Axelrod is thoroughly ruthless when required to be. But he’s also a faithful husband to Lara Axelrod (Malin Akerman) and a doting dad with their two young sons. It adds several layers of empathy to this character, who’s far jauntier and younger than real-life hedge fund despot Bernie Madoff (to be played in a Feb. 3-4 ABC miniseries by Richard Dreyfuss).
Rhoades and Axelrod are seldom seen in the same scene throughout the first six hours. But Episode 1 has a zinger of an encounter, with Axelrod sneering, “What’s the point of having f*%k you money if you never say f*%k you?“ Rhoades retorts, “They may be cheering now. But believe me, they are dying to boo.” It’s on.
The resultant cat-and-mouse gymnastics don’t always stick the landing. But the lead dogs of Billions are always on point, giving this drama its electricity even when the plot has occasional power outages. Episode 3’s delights include Rhoades’ reaming out a negligent dog owner and Axelrod’s zeroing in on Yum Time, which has compromised the quality of the treats he loved as a kid.
The marital sparks and flareups between Chuck and Wendy Rhoades are also a key ingredient. In Episode 2, Chuck proclaims, “I work for the public good.”

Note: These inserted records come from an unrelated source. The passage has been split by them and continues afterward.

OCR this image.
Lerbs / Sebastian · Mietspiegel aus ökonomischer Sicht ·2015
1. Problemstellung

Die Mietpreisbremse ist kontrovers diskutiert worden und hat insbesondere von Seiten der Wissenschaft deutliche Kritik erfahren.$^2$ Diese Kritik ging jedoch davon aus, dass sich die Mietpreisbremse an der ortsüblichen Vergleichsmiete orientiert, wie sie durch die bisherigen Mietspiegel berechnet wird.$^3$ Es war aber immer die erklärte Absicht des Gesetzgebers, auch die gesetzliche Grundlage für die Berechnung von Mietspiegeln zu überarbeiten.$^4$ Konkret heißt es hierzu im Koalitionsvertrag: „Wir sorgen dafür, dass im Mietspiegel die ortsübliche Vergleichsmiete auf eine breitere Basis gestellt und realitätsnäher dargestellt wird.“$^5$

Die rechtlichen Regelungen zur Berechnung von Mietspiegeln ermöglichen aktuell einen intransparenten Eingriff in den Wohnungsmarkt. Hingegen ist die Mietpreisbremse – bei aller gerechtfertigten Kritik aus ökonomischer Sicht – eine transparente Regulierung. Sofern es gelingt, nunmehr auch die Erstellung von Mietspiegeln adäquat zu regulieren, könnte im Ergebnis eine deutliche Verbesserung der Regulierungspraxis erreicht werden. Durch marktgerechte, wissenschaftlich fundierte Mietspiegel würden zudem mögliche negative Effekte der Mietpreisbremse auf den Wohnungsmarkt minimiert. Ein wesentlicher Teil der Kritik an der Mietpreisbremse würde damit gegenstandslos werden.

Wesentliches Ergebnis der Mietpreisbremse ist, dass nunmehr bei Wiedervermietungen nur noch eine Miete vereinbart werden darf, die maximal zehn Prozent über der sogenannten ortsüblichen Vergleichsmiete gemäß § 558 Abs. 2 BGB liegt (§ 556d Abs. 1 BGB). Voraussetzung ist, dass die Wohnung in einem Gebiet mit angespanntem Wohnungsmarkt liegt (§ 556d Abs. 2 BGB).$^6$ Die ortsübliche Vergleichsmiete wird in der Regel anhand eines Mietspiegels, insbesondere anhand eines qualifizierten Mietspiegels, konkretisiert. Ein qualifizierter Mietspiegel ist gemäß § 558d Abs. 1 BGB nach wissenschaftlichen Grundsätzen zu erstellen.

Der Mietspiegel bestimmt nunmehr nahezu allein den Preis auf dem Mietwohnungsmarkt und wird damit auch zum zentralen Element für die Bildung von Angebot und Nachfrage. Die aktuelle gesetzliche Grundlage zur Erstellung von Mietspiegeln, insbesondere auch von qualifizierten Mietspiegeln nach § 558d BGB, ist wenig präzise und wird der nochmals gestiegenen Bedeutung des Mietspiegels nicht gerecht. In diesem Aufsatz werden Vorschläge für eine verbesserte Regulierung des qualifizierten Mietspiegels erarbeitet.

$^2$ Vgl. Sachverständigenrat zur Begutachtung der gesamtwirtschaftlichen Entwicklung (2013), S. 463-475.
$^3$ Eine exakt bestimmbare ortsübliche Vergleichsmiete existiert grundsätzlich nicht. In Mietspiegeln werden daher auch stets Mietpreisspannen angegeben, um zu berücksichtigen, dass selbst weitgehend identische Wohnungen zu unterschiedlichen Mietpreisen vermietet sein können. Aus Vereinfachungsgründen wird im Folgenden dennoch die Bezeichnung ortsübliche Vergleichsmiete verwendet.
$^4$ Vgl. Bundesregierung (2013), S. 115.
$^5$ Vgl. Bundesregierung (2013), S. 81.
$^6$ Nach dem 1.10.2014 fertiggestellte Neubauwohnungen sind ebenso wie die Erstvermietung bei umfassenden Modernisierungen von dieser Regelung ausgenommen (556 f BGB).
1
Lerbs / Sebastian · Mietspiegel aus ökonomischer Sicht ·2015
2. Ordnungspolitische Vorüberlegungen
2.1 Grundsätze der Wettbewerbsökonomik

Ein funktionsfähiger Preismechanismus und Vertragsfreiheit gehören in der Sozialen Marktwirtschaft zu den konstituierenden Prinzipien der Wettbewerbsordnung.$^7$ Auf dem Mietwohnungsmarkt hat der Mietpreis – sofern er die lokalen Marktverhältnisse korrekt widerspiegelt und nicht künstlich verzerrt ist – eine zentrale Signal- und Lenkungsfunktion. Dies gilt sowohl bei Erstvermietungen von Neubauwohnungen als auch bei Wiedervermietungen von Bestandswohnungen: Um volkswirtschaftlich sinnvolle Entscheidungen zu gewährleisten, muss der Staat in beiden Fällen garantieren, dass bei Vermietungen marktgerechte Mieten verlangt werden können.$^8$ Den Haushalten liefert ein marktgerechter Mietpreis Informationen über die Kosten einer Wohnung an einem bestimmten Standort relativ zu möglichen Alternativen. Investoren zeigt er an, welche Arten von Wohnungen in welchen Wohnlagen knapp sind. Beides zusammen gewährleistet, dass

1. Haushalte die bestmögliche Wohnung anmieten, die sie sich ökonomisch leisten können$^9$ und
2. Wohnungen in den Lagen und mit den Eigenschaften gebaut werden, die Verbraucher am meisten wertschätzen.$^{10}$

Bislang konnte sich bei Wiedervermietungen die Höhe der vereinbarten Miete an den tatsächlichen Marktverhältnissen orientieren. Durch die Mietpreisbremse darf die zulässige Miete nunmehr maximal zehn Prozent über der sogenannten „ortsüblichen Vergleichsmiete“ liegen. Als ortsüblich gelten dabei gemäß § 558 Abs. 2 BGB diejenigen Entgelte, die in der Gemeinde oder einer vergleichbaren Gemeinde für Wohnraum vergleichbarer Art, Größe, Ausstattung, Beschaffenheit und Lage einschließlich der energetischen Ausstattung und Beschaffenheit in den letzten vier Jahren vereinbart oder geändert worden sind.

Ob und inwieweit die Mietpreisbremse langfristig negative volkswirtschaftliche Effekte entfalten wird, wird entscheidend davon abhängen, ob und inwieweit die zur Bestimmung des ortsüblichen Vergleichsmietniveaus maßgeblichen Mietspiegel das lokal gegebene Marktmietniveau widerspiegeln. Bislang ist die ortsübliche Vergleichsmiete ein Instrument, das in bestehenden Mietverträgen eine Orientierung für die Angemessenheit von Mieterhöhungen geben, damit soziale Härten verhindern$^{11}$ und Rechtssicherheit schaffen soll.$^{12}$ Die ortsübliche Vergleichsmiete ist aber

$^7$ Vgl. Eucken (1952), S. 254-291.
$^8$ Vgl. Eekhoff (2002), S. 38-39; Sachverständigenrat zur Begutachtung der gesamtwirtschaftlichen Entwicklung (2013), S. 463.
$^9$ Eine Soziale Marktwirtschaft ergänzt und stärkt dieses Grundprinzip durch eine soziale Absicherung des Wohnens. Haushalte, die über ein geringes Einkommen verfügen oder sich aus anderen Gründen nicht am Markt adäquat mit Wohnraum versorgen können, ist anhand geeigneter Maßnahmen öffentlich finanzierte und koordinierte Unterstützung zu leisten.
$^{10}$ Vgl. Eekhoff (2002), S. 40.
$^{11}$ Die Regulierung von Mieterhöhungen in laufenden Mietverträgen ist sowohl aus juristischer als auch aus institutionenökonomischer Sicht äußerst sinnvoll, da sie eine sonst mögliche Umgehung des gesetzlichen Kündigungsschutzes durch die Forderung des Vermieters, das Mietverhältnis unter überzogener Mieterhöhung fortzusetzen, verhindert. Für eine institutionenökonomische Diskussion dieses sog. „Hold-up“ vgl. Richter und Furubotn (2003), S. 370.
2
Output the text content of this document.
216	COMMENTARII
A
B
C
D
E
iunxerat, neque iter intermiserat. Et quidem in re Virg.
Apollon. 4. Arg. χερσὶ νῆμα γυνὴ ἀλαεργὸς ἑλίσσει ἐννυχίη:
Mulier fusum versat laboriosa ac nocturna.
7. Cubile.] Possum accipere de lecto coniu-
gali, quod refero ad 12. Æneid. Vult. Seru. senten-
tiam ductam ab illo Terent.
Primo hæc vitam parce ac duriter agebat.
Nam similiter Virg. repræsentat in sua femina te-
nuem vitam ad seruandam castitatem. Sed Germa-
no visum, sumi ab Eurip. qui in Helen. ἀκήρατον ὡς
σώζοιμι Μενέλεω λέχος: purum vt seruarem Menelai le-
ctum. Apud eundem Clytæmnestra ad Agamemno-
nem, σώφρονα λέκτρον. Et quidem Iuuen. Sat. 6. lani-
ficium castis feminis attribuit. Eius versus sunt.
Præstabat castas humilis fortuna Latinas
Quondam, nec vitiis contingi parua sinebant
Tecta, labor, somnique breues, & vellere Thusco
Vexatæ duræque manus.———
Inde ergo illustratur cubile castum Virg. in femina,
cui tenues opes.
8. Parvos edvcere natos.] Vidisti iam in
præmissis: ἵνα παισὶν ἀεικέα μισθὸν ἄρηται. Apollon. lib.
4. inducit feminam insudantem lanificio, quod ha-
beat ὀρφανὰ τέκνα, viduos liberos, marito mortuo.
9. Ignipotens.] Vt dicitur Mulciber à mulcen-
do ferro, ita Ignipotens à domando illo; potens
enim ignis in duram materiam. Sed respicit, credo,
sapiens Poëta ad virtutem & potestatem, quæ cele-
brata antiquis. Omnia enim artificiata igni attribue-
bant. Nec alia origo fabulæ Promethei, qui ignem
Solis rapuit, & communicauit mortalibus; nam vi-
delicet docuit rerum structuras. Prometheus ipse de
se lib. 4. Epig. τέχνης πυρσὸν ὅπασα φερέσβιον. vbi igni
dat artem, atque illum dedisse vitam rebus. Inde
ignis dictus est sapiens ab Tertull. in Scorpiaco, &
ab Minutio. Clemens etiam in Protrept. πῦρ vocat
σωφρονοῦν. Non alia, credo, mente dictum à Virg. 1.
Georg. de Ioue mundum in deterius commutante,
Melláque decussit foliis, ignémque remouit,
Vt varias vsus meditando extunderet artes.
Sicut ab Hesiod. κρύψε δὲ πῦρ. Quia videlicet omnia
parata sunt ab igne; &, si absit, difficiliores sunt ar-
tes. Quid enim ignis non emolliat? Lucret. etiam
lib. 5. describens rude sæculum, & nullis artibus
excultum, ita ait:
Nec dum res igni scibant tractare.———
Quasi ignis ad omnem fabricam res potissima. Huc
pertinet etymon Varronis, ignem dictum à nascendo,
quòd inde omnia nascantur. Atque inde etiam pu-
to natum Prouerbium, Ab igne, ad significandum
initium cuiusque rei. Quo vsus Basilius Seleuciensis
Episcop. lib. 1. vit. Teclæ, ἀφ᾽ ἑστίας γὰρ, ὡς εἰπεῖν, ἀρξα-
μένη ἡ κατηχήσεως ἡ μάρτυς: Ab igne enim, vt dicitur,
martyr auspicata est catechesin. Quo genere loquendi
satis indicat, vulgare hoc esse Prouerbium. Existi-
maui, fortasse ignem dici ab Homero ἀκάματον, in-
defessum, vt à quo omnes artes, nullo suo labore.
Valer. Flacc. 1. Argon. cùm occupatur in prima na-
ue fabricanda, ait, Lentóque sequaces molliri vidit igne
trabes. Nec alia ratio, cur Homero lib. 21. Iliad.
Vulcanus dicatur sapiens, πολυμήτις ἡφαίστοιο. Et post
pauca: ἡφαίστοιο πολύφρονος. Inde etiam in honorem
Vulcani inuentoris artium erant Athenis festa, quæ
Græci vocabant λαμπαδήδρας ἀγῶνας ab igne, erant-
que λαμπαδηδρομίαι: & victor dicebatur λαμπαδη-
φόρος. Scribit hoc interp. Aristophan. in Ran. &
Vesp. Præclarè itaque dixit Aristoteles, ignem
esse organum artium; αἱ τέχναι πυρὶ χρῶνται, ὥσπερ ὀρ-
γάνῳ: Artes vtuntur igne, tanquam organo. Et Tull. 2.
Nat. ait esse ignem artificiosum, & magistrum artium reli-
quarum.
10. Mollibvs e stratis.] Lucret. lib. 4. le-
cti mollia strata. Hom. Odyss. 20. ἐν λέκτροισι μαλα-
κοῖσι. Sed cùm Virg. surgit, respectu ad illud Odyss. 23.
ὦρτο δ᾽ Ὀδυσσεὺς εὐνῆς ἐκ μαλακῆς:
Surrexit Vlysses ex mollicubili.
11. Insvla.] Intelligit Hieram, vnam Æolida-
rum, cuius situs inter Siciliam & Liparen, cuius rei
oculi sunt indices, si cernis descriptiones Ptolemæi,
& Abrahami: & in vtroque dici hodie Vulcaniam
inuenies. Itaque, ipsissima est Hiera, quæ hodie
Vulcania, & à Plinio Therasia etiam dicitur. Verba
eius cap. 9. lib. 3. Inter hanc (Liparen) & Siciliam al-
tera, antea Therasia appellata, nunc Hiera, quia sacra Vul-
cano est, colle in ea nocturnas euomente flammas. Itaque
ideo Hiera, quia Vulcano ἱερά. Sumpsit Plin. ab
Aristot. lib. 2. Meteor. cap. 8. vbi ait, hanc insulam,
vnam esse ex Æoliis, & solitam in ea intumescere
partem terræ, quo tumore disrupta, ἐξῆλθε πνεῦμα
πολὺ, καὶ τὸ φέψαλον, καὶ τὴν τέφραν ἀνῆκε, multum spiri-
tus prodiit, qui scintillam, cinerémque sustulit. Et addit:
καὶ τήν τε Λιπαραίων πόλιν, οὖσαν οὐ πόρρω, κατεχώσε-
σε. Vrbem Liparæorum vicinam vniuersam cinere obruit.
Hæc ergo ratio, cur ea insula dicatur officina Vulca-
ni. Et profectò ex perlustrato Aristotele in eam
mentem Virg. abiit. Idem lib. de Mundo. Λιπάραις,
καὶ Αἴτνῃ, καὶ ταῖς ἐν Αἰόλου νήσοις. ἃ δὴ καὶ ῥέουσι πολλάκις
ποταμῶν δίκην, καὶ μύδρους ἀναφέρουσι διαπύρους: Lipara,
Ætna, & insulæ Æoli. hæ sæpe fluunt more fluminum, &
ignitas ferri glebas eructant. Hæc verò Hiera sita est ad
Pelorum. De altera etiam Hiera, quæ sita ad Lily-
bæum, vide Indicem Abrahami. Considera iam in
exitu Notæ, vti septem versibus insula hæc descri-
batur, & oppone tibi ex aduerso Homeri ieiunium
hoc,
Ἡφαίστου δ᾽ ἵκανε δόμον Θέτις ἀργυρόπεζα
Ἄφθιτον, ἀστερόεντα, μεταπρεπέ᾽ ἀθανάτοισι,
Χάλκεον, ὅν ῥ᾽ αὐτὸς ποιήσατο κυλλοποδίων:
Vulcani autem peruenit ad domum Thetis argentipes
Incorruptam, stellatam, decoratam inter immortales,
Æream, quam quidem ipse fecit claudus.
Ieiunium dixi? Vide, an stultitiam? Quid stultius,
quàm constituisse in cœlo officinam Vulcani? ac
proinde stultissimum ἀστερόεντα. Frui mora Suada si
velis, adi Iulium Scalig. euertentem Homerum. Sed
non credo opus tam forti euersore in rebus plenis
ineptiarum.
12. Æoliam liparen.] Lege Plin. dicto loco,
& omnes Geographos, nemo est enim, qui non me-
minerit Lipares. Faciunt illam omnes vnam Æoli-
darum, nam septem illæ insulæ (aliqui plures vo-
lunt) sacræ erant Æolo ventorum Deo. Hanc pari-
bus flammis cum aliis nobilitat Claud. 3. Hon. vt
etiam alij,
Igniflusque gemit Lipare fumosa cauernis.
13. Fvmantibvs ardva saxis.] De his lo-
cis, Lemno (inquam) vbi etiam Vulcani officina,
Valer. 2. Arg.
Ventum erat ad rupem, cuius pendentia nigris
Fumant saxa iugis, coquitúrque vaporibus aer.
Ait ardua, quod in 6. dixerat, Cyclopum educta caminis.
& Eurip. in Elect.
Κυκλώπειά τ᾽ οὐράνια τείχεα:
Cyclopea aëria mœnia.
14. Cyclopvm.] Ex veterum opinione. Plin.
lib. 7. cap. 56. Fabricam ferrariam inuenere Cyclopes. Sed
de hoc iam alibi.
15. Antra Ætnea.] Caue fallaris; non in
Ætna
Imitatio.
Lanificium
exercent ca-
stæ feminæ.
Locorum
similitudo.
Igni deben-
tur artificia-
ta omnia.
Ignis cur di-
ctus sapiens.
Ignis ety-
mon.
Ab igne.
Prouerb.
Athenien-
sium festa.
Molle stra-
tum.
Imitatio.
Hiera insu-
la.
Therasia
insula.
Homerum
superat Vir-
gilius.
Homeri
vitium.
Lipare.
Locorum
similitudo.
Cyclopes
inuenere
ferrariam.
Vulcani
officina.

“No, you work for the good of Chuck Rhoades,” his wife counters. “Maybe sometimes they intersect.”
Chuck’s first lieutenant is hard-charging Bryan Connerty (Toby Leonard Moore), who in Episode 6 boils Axelrod (Lewis, left) down to “nothing but a filthy money pig.”
Axelrod relies on fixer Mike “Wags” Wagner (David Constabile), who does the boss’s bidding while also feeling free to push back.
The head-spinning stock machinations in Episode 4, subtitled “Short Squeeze,” are offset by a spur-of-the-moment flight on Axelrod’s private plane to see Metallica’s only scheduled North American gig in Quebec City. Three of his longtime buddies join him. Only two will return on the same flight during an episode that tests both loyalty and fidelity.
Billions is full of itself in a good way, with Giamatti and Lewis dynamically leading the way while a solid supporting cast hangs in with them. The perplexities of stratospheric finance are not easily digested at times. But you’ll never be too far from another scene in which one or the other protagonist hits the spot and makes this latest Showtime series worth both your time and your money.